Türkiye'nin en iyi haber sitesi
FUNDA KARAYEL

Yaşayan kadın sanatçılar yaşamayanların sergisine neden tepkili?

21. yüzyılda cinsiyet eşitsizliği hâlâ başlıca konuştuğumuz konulardan biri. Sanat alanında hâlâ süregelen istatistiğin erkek egemen olmasının aşılamadığı bu yüzyılda haliyle kadın sanatçılar da tepkili.
Kadın, yüzyıllardır yeterince temsil edilmemiş ve birçok alanda kendisine yer bulamadığı gibi sanat dünyasında da hak ettiği değeri erkek sanatçılar kadar göremiyor. Feminist bir yaklaşım olarak görmeyin. Gezdiğiniz müzelerde eserlerin kaçı kadın sanatçılara ait ya da gezdiğiniz karma sergilerde kaçı kadın sanatçıdan oluşuyor? Çok az bir oran olduğunu hepimiz biliyoruz.

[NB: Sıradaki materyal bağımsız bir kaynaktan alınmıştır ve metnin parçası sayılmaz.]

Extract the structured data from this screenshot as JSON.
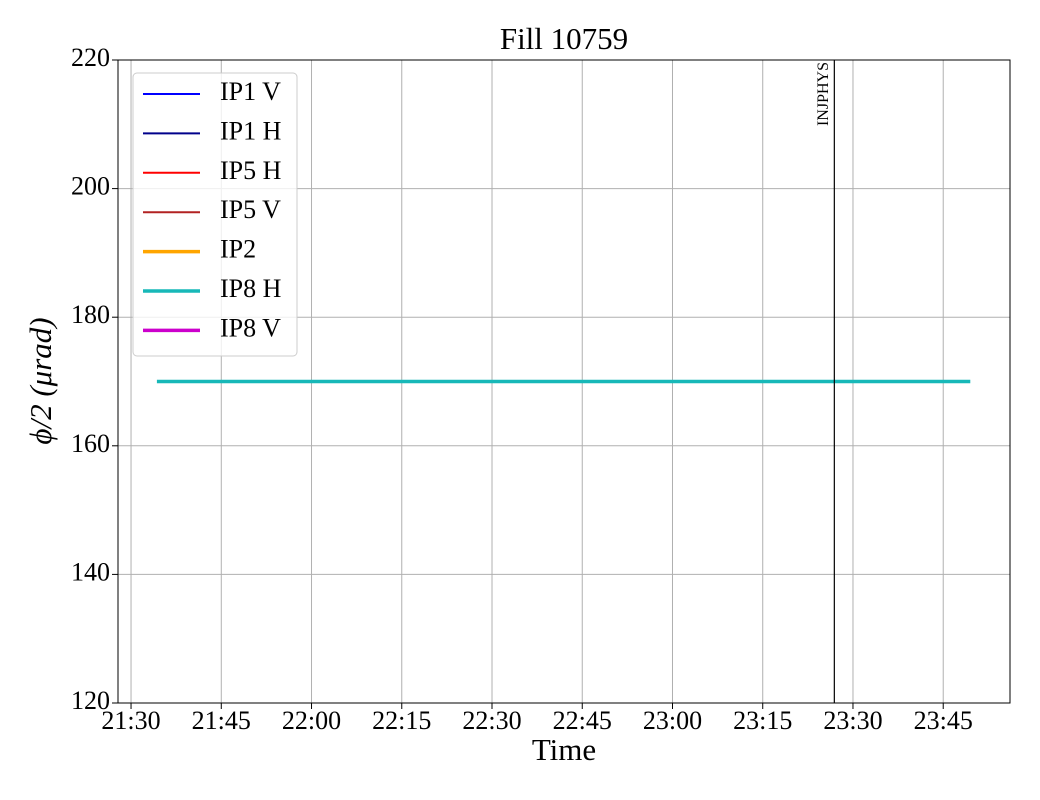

Günümüzde sanatın her dalında üretken olabilen kadın sanatçılarımızın, dünyadaki benzerlerinden hiçbir eksikleri yoktur. Öyle başarılı kadın sanatçılarımız var ki ne eserlerine ne de kendilerine doyum olmaz. İşte bu kadın sanatçılardan bazılarının son dönemde açılan bir sergiye tepkili olduklarını öğrendim.



YAŞAYANLAR HAKLI GALİBA!

Yaklaşık olarak 1850-1950 yılları arasında Türkiye'de yaşamış ve yaratmış sanatçı kadınların eserlerinden oluşan "Ben-Sen-Onlar: Sanatçı Kadınların Yüzyılı" başlıklı Meşher'de açılan sergiden bahsediyorum. Bizim şahane kadın sanatçılarımız diyor ki bu sergi çok faydalı ancak neden yaşayan sanatçılara da bir sergi yapılmıyor? Biraz haklılar sanki... Sadece kadınlardan oluşan sergi çok kıymetli ancak o isimlerin hiçbiri şu an hayatta değil. Biz gelecek nesillere günümüz sanatçılarını daha çok anlatsak, fena olmaz sanki ne dersiniz?
Bu arada Meşher bu sergiyle, Türkiye'den çağdaş sanatçı kadınları köklerini keşfetmeye çağırıyor. Bir isimden, gruptan, kurumdan diğerine çekilmiş düz çizgilerin dışında kalan bütün kadınların ve eserlerin anıldığı ve anlatıldığı bir "başka" zamana işaret eden sergi, kadınlara kendilerinin kahraman oldukları bir "yüzyıl" armağan ediyor.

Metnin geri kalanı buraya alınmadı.